En 1972, Giorgio Ghelli serre la main d’Alain Delon et de Jean-Paul Belmondo, venus visiter la mythique usine dans le sillage du succès de Borsalino, le film. Mais 1968 est passé par là et, malgré Delon et Belmondo, «la mythologie du cool» fait des ravages sur les têtes, note le consultant en mode Stéphane Bonvin: «Le chapeau est un marqueur de statut social, de hiérarchie. La tête nue, c’est tellement plus égalitaire.» En 1986, le fidèle Giorgio déménage avec son entreprise sur le site actuel, plus petit, en périphérie. De l’usine historique, il ne reste aujourd’hui qu’une petite partie, qui abrite l’Université du Piémont oriental et un modeste Musée du chapeau en attente de rénovation et d’agrandissement. Sur le fronton de l’alma mater, le nom «Borsalino, antica casa fondata nel 1857» n’a pas bougé.

Avenir du fedora

Borsalino emploie aujourd’hui 130 personnes et produit 150 000 chapeaux par an. Sur la scène de la mode, la déconfiture du couvre-chef est enrayée. La demande est repartie à la hausse et les femmes y sont pour beaucoup. N’empêche, le modèle d’origine, celui qui a fait le mythe Borsalino, fascine et intimide à la fois: beaucoup le trouvent trop habillé. Paradoxalement, même le banquier en costume-cravate – et peut-être surtout lui – penche actuellement pour la veste Grand Nord et le bonnet de laine, «des accessoires qui signalent la mâlitude et l’aventure», note Stéphane Bonvin.

Le fedora – pour homme ou pour femme – n’en reste pas moins le modèle le plus vendu chez Borsalino. L’autre grand succès de la maison est moins connu, c’est le chapeau noir des juifs orthodoxes, ponctuellement livré via les points de vente maison à Brooklyn et en Israël. En cet hiver 2015-2016, la collection s’est enrichie de bonnets de laine – qualité Zegna –, qui ont remporté un franc succès. Et à l’avenir? Faut-il diversifier encore les modèles au risque de diluer l’image de la marque? Viser de nouveaux marchés hors de l’Europe, du Japon et des Etats-Unis déjà bien investis?

Edouard Burrus: «Nous allons commencer par renforcer notre présence sur les marchés actuels. Et continuer de développer la collection pour les femmes: elles forment actuellement un quart de notre clientèle, mais cette part ne cesse d’augmenter. Nous devons aussi penser aux plus jeunes avec des modèles adaptés. Il faut être réaliste: pour les 30 ans et plus, Borsalino est un nom chargé de mythologie.

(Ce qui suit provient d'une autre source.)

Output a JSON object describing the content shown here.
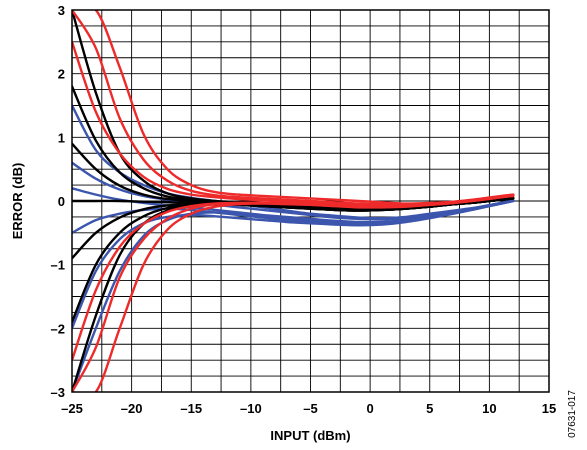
{
  "chart_data": {
    "type": "line",
    "title": "",
    "xlabel": "INPUT (dBm)",
    "ylabel": "ERROR (dB)",
    "xlim": [
      -25,
      15
    ],
    "ylim": [
      -3,
      3
    ],
    "x_ticks": [
      -25,
      -20,
      -15,
      -10,
      -5,
      0,
      5,
      10,
      15
    ],
    "y_ticks": [
      -3,
      -2,
      -1,
      0,
      1,
      2,
      3
    ],
    "x_tick_labels": [
      "–25",
      "–20",
      "–15",
      "–10",
      "–5",
      "0",
      "5",
      "10",
      "15"
    ],
    "y_tick_labels": [
      "–3",
      "–2",
      "–1",
      "0",
      "1",
      "2",
      "3"
    ],
    "grid": true,
    "grid_x_step": 2.5,
    "grid_y_step": 0.25,
    "colors": {
      "red": "#ee2a2a",
      "black": "#000000",
      "blue": "#3c56ae"
    },
    "x": [
      -25,
      -23,
      -21,
      -19,
      -17,
      -15,
      -13,
      -11,
      -9,
      -7,
      -5,
      -3,
      -1,
      1,
      3,
      5,
      7,
      9,
      11,
      12
    ],
    "series": [
      {
        "color_key": "blue",
        "values": [
          1.5,
          0.8,
          0.45,
          0.25,
          0.12,
          0.05,
          0.0,
          -0.05,
          -0.1,
          -0.15,
          -0.2,
          -0.23,
          -0.26,
          -0.27,
          -0.25,
          -0.2,
          -0.15,
          -0.1,
          -0.03,
          0.0
        ]
      },
      {
        "color_key": "blue",
        "values": [
          0.6,
          0.35,
          0.18,
          0.08,
          0.02,
          -0.02,
          -0.06,
          -0.1,
          -0.14,
          -0.18,
          -0.22,
          -0.26,
          -0.28,
          -0.29,
          -0.27,
          -0.22,
          -0.17,
          -0.1,
          -0.03,
          0.0
        ]
      },
      {
        "color_key": "blue",
        "values": [
          0.2,
          0.1,
          0.02,
          -0.03,
          -0.07,
          -0.1,
          -0.14,
          -0.18,
          -0.22,
          -0.25,
          -0.28,
          -0.31,
          -0.33,
          -0.33,
          -0.3,
          -0.25,
          -0.18,
          -0.11,
          -0.04,
          0.0
        ]
      },
      {
        "color_key": "blue",
        "values": [
          -0.5,
          -0.3,
          -0.2,
          -0.14,
          -0.12,
          -0.14,
          -0.18,
          -0.22,
          -0.26,
          -0.3,
          -0.33,
          -0.36,
          -0.38,
          -0.37,
          -0.33,
          -0.27,
          -0.2,
          -0.12,
          -0.04,
          0.0
        ]
      },
      {
        "color_key": "blue",
        "values": [
          -2.0,
          -1.1,
          -0.6,
          -0.35,
          -0.25,
          -0.22,
          -0.24,
          -0.27,
          -0.3,
          -0.33,
          -0.35,
          -0.37,
          -0.38,
          -0.36,
          -0.32,
          -0.26,
          -0.19,
          -0.12,
          -0.04,
          0.0
        ]
      },
      {
        "color_key": "blue",
        "values": [
          -3.0,
          -2.0,
          -1.1,
          -0.55,
          -0.3,
          -0.2,
          -0.18,
          -0.2,
          -0.24,
          -0.28,
          -0.31,
          -0.34,
          -0.35,
          -0.34,
          -0.3,
          -0.24,
          -0.18,
          -0.1,
          -0.03,
          0.0
        ]
      },
      {
        "color_key": "black",
        "values": [
          3.0,
          1.7,
          0.75,
          0.32,
          0.12,
          0.04,
          0.0,
          -0.02,
          -0.04,
          -0.06,
          -0.08,
          -0.1,
          -0.12,
          -0.13,
          -0.11,
          -0.08,
          -0.05,
          -0.02,
          0.02,
          0.05
        ]
      },
      {
        "color_key": "black",
        "values": [
          1.8,
          0.95,
          0.45,
          0.2,
          0.07,
          0.02,
          -0.01,
          -0.03,
          -0.05,
          -0.07,
          -0.09,
          -0.11,
          -0.13,
          -0.13,
          -0.11,
          -0.08,
          -0.05,
          -0.02,
          0.02,
          0.04
        ]
      },
      {
        "color_key": "black",
        "values": [
          0.9,
          0.5,
          0.24,
          0.1,
          0.03,
          0.0,
          -0.02,
          -0.04,
          -0.06,
          -0.08,
          -0.1,
          -0.12,
          -0.14,
          -0.13,
          -0.11,
          -0.08,
          -0.05,
          -0.02,
          0.02,
          0.04
        ]
      },
      {
        "color_key": "black",
        "values": [
          0.0,
          0.0,
          0.0,
          -0.01,
          -0.02,
          -0.03,
          -0.04,
          -0.05,
          -0.07,
          -0.09,
          -0.11,
          -0.13,
          -0.14,
          -0.14,
          -0.12,
          -0.09,
          -0.05,
          -0.02,
          0.02,
          0.04
        ]
      },
      {
        "color_key": "black",
        "values": [
          -0.9,
          -0.5,
          -0.26,
          -0.13,
          -0.07,
          -0.05,
          -0.05,
          -0.06,
          -0.08,
          -0.1,
          -0.12,
          -0.14,
          -0.15,
          -0.14,
          -0.12,
          -0.09,
          -0.05,
          -0.02,
          0.02,
          0.04
        ]
      },
      {
        "color_key": "black",
        "values": [
          -1.9,
          -1.0,
          -0.5,
          -0.24,
          -0.11,
          -0.06,
          -0.05,
          -0.06,
          -0.08,
          -0.1,
          -0.12,
          -0.14,
          -0.15,
          -0.14,
          -0.12,
          -0.09,
          -0.05,
          -0.02,
          0.02,
          0.04
        ]
      },
      {
        "color_key": "black",
        "values": [
          -3.0,
          -1.8,
          -0.85,
          -0.36,
          -0.15,
          -0.07,
          -0.05,
          -0.06,
          -0.08,
          -0.1,
          -0.12,
          -0.14,
          -0.15,
          -0.14,
          -0.12,
          -0.09,
          -0.05,
          -0.02,
          0.02,
          0.04
        ]
      },
      {
        "color_key": "red",
        "values": [
          3.0,
          3.0,
          2.1,
          1.05,
          0.5,
          0.25,
          0.14,
          0.1,
          0.08,
          0.06,
          0.04,
          0.02,
          0.0,
          -0.02,
          -0.04,
          -0.03,
          -0.01,
          0.03,
          0.08,
          0.1
        ]
      },
      {
        "color_key": "red",
        "values": [
          3.0,
          2.4,
          1.3,
          0.65,
          0.32,
          0.16,
          0.09,
          0.06,
          0.04,
          0.02,
          0.0,
          -0.02,
          -0.04,
          -0.05,
          -0.06,
          -0.05,
          -0.02,
          0.02,
          0.07,
          0.1
        ]
      },
      {
        "color_key": "red",
        "values": [
          2.5,
          1.4,
          0.75,
          0.38,
          0.19,
          0.1,
          0.06,
          0.03,
          0.01,
          -0.01,
          -0.03,
          -0.05,
          -0.07,
          -0.08,
          -0.08,
          -0.06,
          -0.03,
          0.02,
          0.07,
          0.09
        ]
      },
      {
        "color_key": "red",
        "values": [
          -2.5,
          -1.4,
          -0.72,
          -0.36,
          -0.17,
          -0.08,
          -0.04,
          -0.03,
          -0.03,
          -0.04,
          -0.05,
          -0.07,
          -0.08,
          -0.09,
          -0.08,
          -0.06,
          -0.03,
          0.01,
          0.06,
          0.09
        ]
      },
      {
        "color_key": "red",
        "values": [
          -3.0,
          -2.3,
          -1.2,
          -0.6,
          -0.28,
          -0.12,
          -0.05,
          -0.03,
          -0.03,
          -0.04,
          -0.06,
          -0.08,
          -0.09,
          -0.09,
          -0.08,
          -0.06,
          -0.03,
          0.01,
          0.06,
          0.08
        ]
      },
      {
        "color_key": "red",
        "values": [
          -3.0,
          -3.0,
          -2.0,
          -1.0,
          -0.45,
          -0.2,
          -0.09,
          -0.05,
          -0.04,
          -0.05,
          -0.06,
          -0.08,
          -0.1,
          -0.1,
          -0.09,
          -0.06,
          -0.03,
          0.01,
          0.06,
          0.08
        ]
      }
    ]
  },
  "figure_code": "07631-017"
}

Les ados, eux, ne le connaissent pas.» La collection 2016-2017, présentée il y a quelques jours à Milan, comprend donc, pour les séduire, des trilby à bord étroit façon DJ, des pork pie rigolos et une multitude de casquettes.

Mais le fedora d’Humphrey Bogart, cet accessoire par excellence du beau ténébreux, déclinera-t-il avec les amateurs de films noir-blanc ou retrouvera-t-il une branchitude? Stéphane Bonvin perçoit un frémissement dans ce sens: «Au dernier défilé Hedi Slimane pour Saint Laurent à Los Angeles en février, on a vu plein de rebelles maigres avec des chapeaux à large bord…» Pas pratique, grimacent volontiers les hommes, attirés et sceptiques à la fois. Pour leur information: il existe des fedoras que l’on peut enrouler, glisser dans la poche et qui retrouvent leur forme comme par miracle une fois dépliés. Si. Un bon poil de lapin, c’est magique, on vous dit.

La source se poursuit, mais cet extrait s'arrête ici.